The CHOLERA, having ravaged for nearly two years the continent of India, made its way over the mountains of Arracan, thro’ the Burmese and Siamese territories to the Malayan Peninsula. In its course eastward it reached (Prince of Wales Island) in October, 1819. On the 28th of that month, among the Records of Government, we find a minute by the President in Council, notifying the presence of the dreaded scourge; and recommending the immediate adoption of measures for the relief of the sufferers. Hospitals were erected in various parts of the town; the medical officers were unremitting in their attention; the public authorities and private individuals, especially D. Brown Esq. Of Glugor, willingly lent their aid in the distribution of medicines and comforts to the sick; notwithstanding, the disease spread rapidly, and the mortality was considerable. There are no documents now in existence, shewing the actual number deaths; but the following extract of a letter from Mr. Palmer, will give some idea of its ravages—'the epidemic first made its appearance on the island in October 1819, raged with great violence in November, and gradually declined in December; since when we have had a few occasional sporadic instances of the disease chiefly among the natives. During its prevalence in 1819, the poorer class of Chuliahs and Malays appeared to be the greatest sufferers; a few Europeans were also attacked, among whom Mr P. Carnegy was, I believe the only victim. Mr. W. And Mr. P were among the afflicted, and they both recovered. On the appearance of Cholera on the island, I cannot now point out any one part of the town, as more affected by it, than another; its influence was general, and I was employed night and day in distributing remedies to all quarters of the town. The mortality was very great during November and December, and to the best of my recollection from 40-50 Chuliahs and Malays have died within the town, for several successive days.' The treatment found most efficacious was the prompt administration of large doses of Calomel and Laudanum, with powerful diffusible stimuli.”

“The patient is shut up in the house on the appearance of the first symptoms (from the belief that the least annoyance increases the violence of the disease until the pustules appear). The native practitioner administers doses of the gall of the boa constrictor lampadoo oolar (sawa) infused or mixed in cocoa nut water – or made up in the shape of pills with plantain fruit. Should a visitor come to a house which contains a person with small pox, the natives will not invite him to enter, owing to a superstitious idea that the disease or rather the spirit which presides over it will be offended, and the danger be increased”.
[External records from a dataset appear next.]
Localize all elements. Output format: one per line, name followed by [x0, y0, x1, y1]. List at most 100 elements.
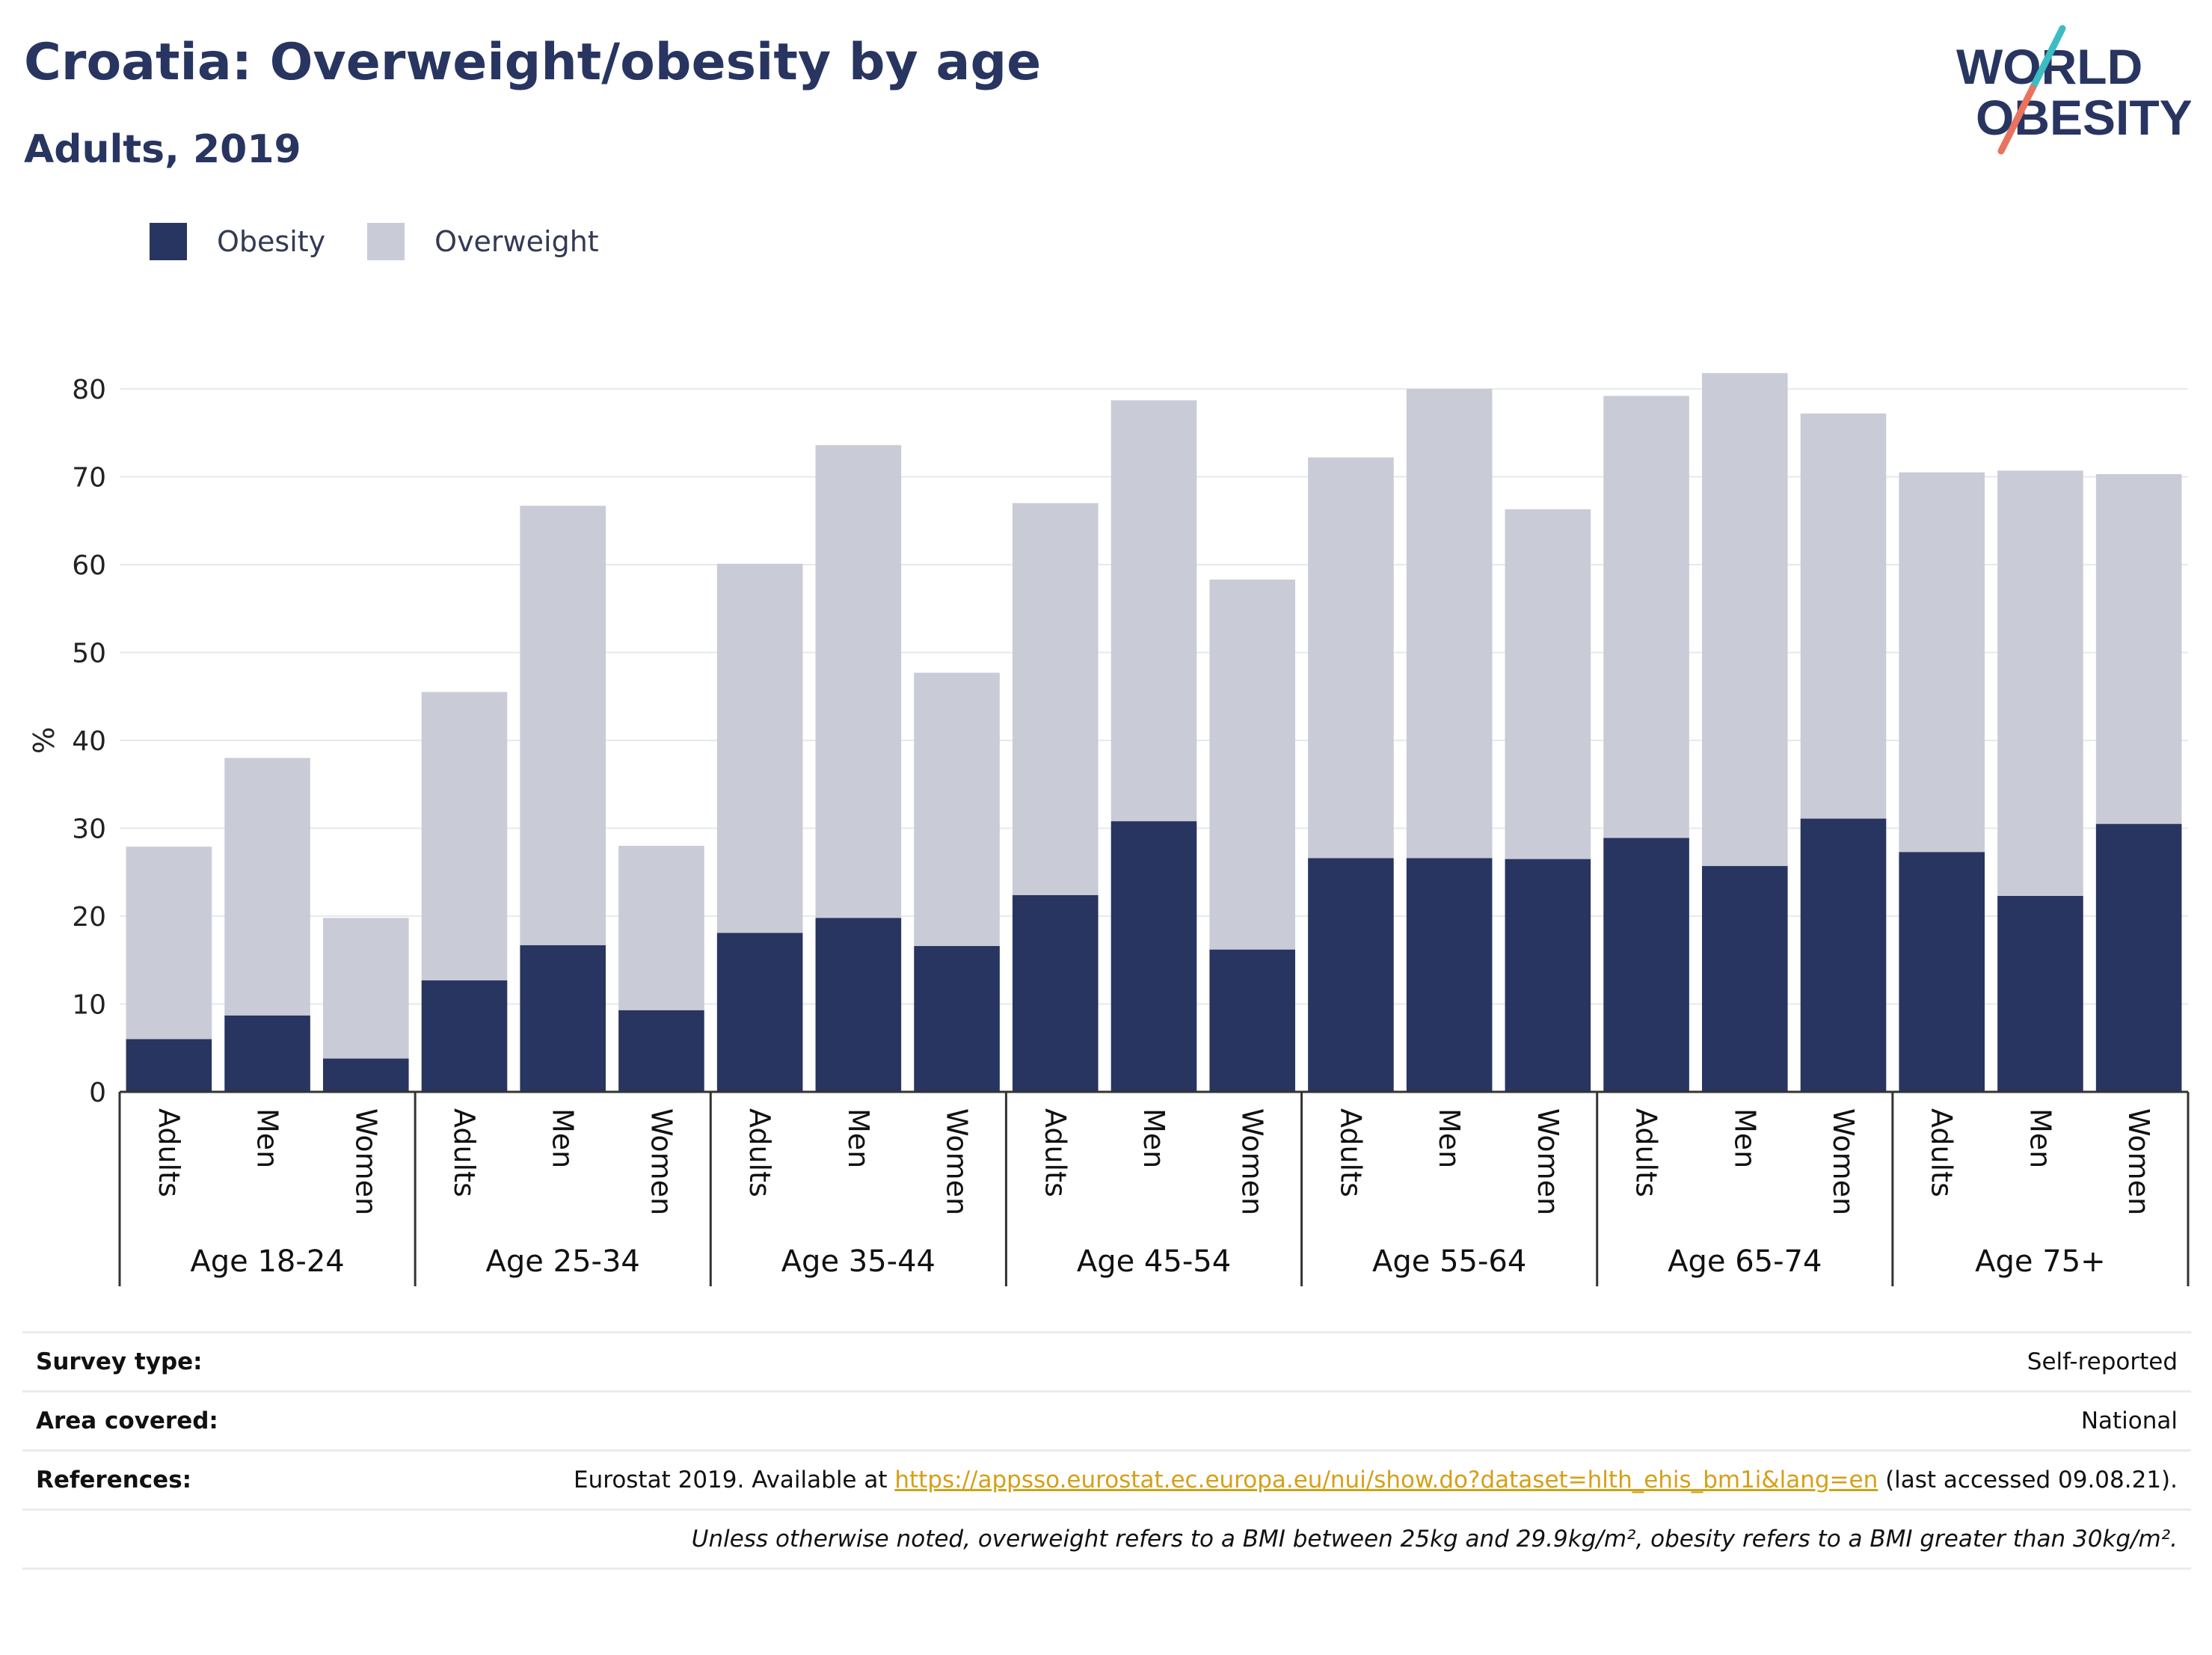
x-sub-label-3: Adults — [448, 1108, 481, 1197]
chart-legend: Obesity Overweight — [150, 221, 641, 262]
y-tick-label-40: 40 — [72, 726, 106, 757]
references-link[interactable]: https://appsso.eurostat.ec.europa.eu/nui… — [894, 1467, 1878, 1493]
bar-overweight-7 — [815, 445, 902, 918]
bar-overweight-4 — [520, 506, 606, 945]
x-sub-label-15: Adults — [1630, 1108, 1663, 1197]
y-tick-label-20: 20 — [72, 902, 106, 933]
bar-overweight-13 — [1406, 389, 1493, 859]
bar-obesity-15 — [1603, 838, 1689, 1092]
group-label-2: Age 35-44 — [781, 1244, 936, 1279]
area-covered-value: National — [348, 1390, 2191, 1451]
x-sub-label-9: Adults — [1039, 1108, 1072, 1197]
bar-obesity-9 — [1012, 894, 1099, 1092]
y-tick-label-60: 60 — [72, 550, 106, 581]
survey-type-row: Survey type: Self-reported — [22, 1331, 2191, 1392]
group-label-6: Age 75+ — [1975, 1244, 2106, 1279]
x-sub-label-12: Adults — [1334, 1108, 1367, 1197]
x-sub-label-1: Men — [251, 1108, 284, 1168]
references-label: References: — [22, 1449, 348, 1510]
world-obesity-logo: WORLD OBESITY — [1956, 25, 2191, 155]
survey-metadata-table: Survey type: Self-reported Area covered:… — [22, 1331, 2191, 1570]
y-tick-label-10: 10 — [72, 990, 106, 1021]
group-label-3: Age 45-54 — [1077, 1244, 1231, 1279]
legend-label-obesity: Obesity — [217, 225, 326, 258]
bar-overweight-3 — [421, 692, 508, 980]
bar-obesity-5 — [618, 1010, 704, 1092]
bar-overweight-20 — [2095, 473, 2182, 824]
legend-swatch-overweight — [367, 223, 405, 260]
page-title: Croatia: Overweight/obesity by age — [24, 33, 1042, 92]
references-suffix: (last accessed 09.08.21). — [1878, 1467, 2178, 1493]
bar-overweight-17 — [1800, 413, 1887, 819]
bar-obesity-3 — [421, 980, 508, 1092]
bar-obesity-20 — [2095, 823, 2182, 1092]
y-tick-label-0: 0 — [89, 1078, 106, 1108]
x-sub-label-18: Adults — [1926, 1108, 1958, 1197]
bar-obesity-0 — [126, 1039, 212, 1092]
bar-overweight-9 — [1012, 503, 1099, 895]
bar-obesity-10 — [1110, 821, 1197, 1092]
bar-obesity-14 — [1505, 859, 1591, 1092]
x-sub-label-19: Men — [2024, 1108, 2056, 1168]
y-axis-label: % — [28, 727, 61, 754]
x-sub-label-0: Adults — [153, 1108, 185, 1197]
bar-overweight-1 — [224, 758, 310, 1016]
y-tick-label-30: 30 — [72, 814, 106, 845]
group-label-4: Age 55-64 — [1372, 1244, 1526, 1279]
bar-overweight-0 — [126, 847, 212, 1040]
bar-obesity-19 — [1997, 895, 2083, 1092]
x-sub-label-10: Men — [1137, 1108, 1170, 1168]
y-tick-label-80: 80 — [72, 375, 106, 405]
bar-overweight-16 — [1701, 372, 1788, 867]
group-label-0: Age 18-24 — [190, 1244, 344, 1279]
bar-overweight-14 — [1505, 509, 1591, 859]
legend-label-overweight: Overweight — [434, 225, 599, 258]
definition-note: Unless otherwise noted, overweight refer… — [22, 1508, 2191, 1570]
bar-overweight-15 — [1603, 396, 1689, 838]
bar-obesity-4 — [520, 945, 606, 1092]
bar-overweight-18 — [1899, 472, 1985, 853]
x-sub-label-8: Women — [941, 1108, 974, 1215]
group-label-1: Age 25-34 — [486, 1244, 640, 1279]
x-sub-label-20: Women — [2122, 1108, 2155, 1215]
bar-overweight-6 — [716, 563, 803, 933]
bar-obesity-7 — [815, 918, 902, 1092]
area-covered-label: Area covered: — [22, 1390, 348, 1451]
legend-item-obesity[interactable]: Obesity — [150, 223, 325, 260]
x-sub-label-4: Men — [547, 1108, 580, 1168]
bar-overweight-2 — [322, 918, 409, 1059]
bar-obesity-8 — [914, 945, 1000, 1092]
bar-overweight-5 — [618, 846, 704, 1010]
stacked-bar-chart: 0 10 20 30 40 50 60 70 80% Adults Men Women Adults Me… — [28, 372, 2190, 1286]
x-sub-label-7: Men — [842, 1108, 875, 1168]
y-tick-label-50: 50 — [72, 639, 106, 669]
bar-obesity-18 — [1899, 852, 1985, 1092]
bar-obesity-6 — [716, 933, 803, 1092]
x-sub-label-2: Women — [349, 1108, 382, 1215]
bar-obesity-17 — [1800, 818, 1887, 1092]
x-sub-label-5: Women — [645, 1108, 678, 1215]
legend-item-overweight[interactable]: Overweight — [367, 223, 599, 260]
x-sub-label-16: Men — [1728, 1108, 1761, 1168]
references-row: References: Eurostat 2019. Available at … — [22, 1449, 2191, 1510]
x-sub-label-14: Women — [1531, 1108, 1564, 1215]
page-subtitle: Adults, 2019 — [24, 127, 301, 172]
survey-type-label: Survey type: — [22, 1331, 348, 1392]
bar-obesity-16 — [1701, 866, 1788, 1092]
bar-overweight-11 — [1209, 579, 1296, 950]
legend-swatch-obesity — [150, 223, 187, 260]
x-sub-label-6: Adults — [743, 1108, 776, 1197]
definition-note-row: Unless otherwise noted, overweight refer… — [22, 1508, 2191, 1570]
x-sub-label-17: Women — [1827, 1108, 1860, 1215]
area-covered-row: Area covered: National — [22, 1390, 2191, 1451]
bar-obesity-13 — [1406, 858, 1493, 1092]
bar-overweight-8 — [914, 672, 1000, 946]
x-sub-label-13: Men — [1433, 1108, 1466, 1168]
logo-slash-teal — [2029, 25, 2066, 92]
bar-obesity-12 — [1308, 858, 1394, 1092]
bar-obesity-1 — [224, 1015, 310, 1092]
bar-overweight-19 — [1997, 470, 2083, 896]
group-label-5: Age 65-74 — [1668, 1244, 1822, 1279]
x-sub-label-11: Women — [1236, 1108, 1269, 1215]
survey-type-value: Self-reported — [348, 1331, 2191, 1392]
He may however enter of his own accord—Parents whose child falls sick of the disease must not wear the bajoo or Jacket. Many other things are forbidden to be brought into the house during the period the distemper prevails. Three days after the attack, they apply the cold bath twice or thrice a day, and keep the patient as cool as possible, giving him cold water to drink, but with which has been mixed a portion of the following recipe. The bone of a goose ground to paste; the ukur burh a black solid kind of coral sparingly obtained in this coast but more abundantly on the martaban coasts, and often brought by the Hadjees from Meeca being apparently the same as that sort described by Mr. Burkhardt—the ukur kajoo putih, or pinnawa putih, the leaf of an astringent quality. The above ingredients are all mixed and fried before being used.—To urge the pustules forward a mixture of cocoa nut milk and dawn birneh, a leaf of an air plant, found on areca and other trees which are in a decaying state, is sprinkled over the patient’s body.—When the pustules decline, a paste is used compounded of rice flour, turmeric, the leaf of a Jamboo ayer, and the leaf of the burumbang, a high tree. This lead is slightly acid and astringent. To allay the irritation, a leafy brance of the tree mamoo is brushed over the body. In bad cases, the juice of the root of the sooroontoon, a very bitter plant, is mixed with blerang bang, volcanic sulphur and water, and snake’s gall, and applied externally to induce the pustules to appear. It is no wonder that so imperfect, and in most instances so ridiculous a system fails to effect a cure”.